Certain non-financial factors, such as governance structure, have long been assessed during the due diligence stage. Adding a dedicated environmental and social lens opens up new opportunities to identify and quantify different types of risks and opportunities. For example, we recently supported a client in its approach to greenhouse gas (GHG) accretion/dilution analysis which is rising in importance, particularly when the acquirer has set emissions reduction targets. Cross-referencing corporate real estate holdings with floodplain maps can help identify assets exposed to physical climate risk. Cataloging a target’s proprietary emissions reduction technology or intellectual capital can help the acquirer determine how the transaction might help them achieve their own GHG reduction targets more efficiently.



Recent growth in the quality and availability of corporate ESG disclosures has greatly benefited the valuation stage of the M&A process. Target companies are typically valued using a discounted cash flow (DCF) analysis, and there are several ways in which ESG considerations can be factored into the methodology. 

One approach involves adjusting the discount rate, or weighted average cost of capital. A compelling body of evidence suggests that companies with higher ESG scores tend to have less systematic risk exposure, lowering investors’ required rate of return and, as a result, lowering the company’s cost of capital. In a DCF model, with all else being equal, a lower cost of capital is likely to translate to a higher valuation.

There are challenges with this approach, especially in terms of settling on the correct degree of rate adjustment and potentially double-counting risks or opportunities that may already be reflected in a company’s financials. Another pathway to integrating ESG considerations into a financial model involves adjusting future cash flows to reflect ESG issues that are anticipated to have a material financial impact on the company. A controversy, for example, can directly affect cash flows through fines, lawsuits, and increased insurance premiums, as well as indirectly through reputational damage leading to customer attrition. Conversely, a target company with robust intellectual capital related to energy efficiency or renewables could present new opportunities to reduce operating costs. 


4.Post-merger integration

Post-merger integration is one of the stages in the M&A process where ESG integration can have an outsized positive impact. This is because many of the factors that have historically challenged the realization of synergies largely correspond with the “S” and “G” factors in ESG, especially human capital, corporate governance, and corporate culture. Our team consistently strives to help our clients realize value during the post-merger integration period by advising on transaction rollout and stakeholder communication, harmonization of ESG targets, and consolidation of a company’s ESG infrastructure, including disclosures and personnel. This post- merger integration period can help to ensure that potential challenges and roadblocks are quickly addressed and mitigated. 

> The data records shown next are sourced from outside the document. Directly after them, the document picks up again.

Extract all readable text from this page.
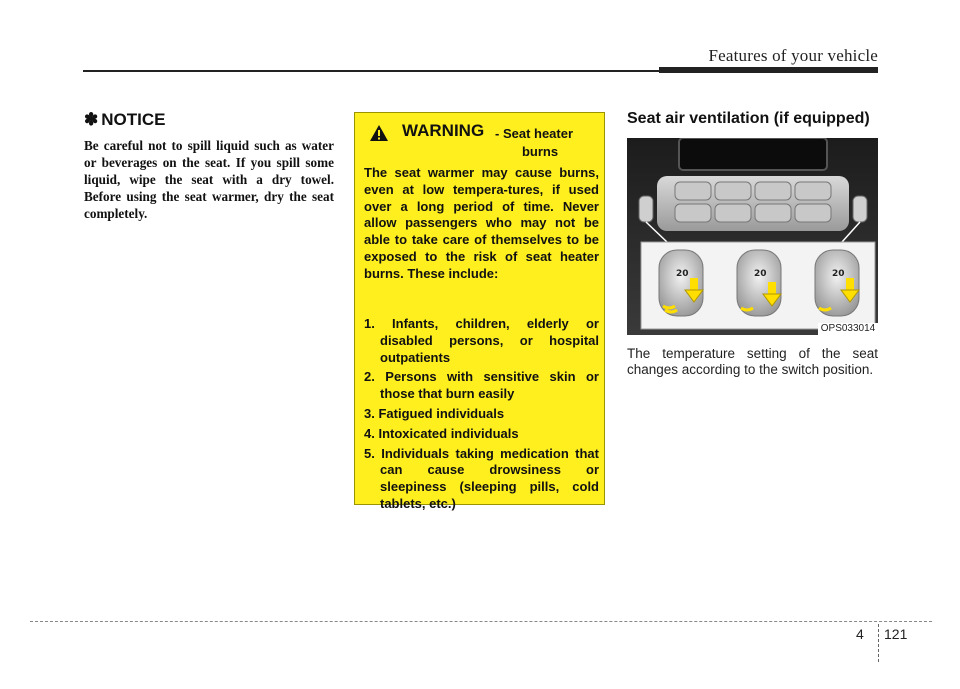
Features of your vehicle
✽ NOTICE
Be careful not to spill liquid such as water or beverages on the seat. If you spill some liquid, wipe the seat with a dry towel. Before using the seat warmer, dry the seat completely.
WARNING - Seat heater
burns
The seat warmer may cause burns, even at low tempera-tures, if used over a long period of time. Never allow passengers who may not be able to take care of themselves to be exposed to the risk of seat heater burns. These include:
1. Infants, children, elderly or disabled persons, or hospital outpatients
2. Persons with sensitive skin or those that burn easily
3. Fatigued individuals
4. Intoxicated individuals
5. Individuals taking medication that can cause drowsiness or sleepiness (sleeping pills, cold tablets, etc.)
Seat air ventilation (if equipped)
20	20	20
OPS033014
The temperature setting of the seat changes according to the switch position.
4 121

There is mounting consensus that making corporate decisions that improve a company’s ESG performance can also benefit the firm’s valuation in the long run, and we continue to see the growing influence of this shared understanding throughout the M&A process. Given these shifting priorities along with a growing body of evidence highlighting the importance and impact of ESG in dealmaking, we expect the movement towards integrating sustainability considerations into corporate strategy to continue and be a top priority for years to come.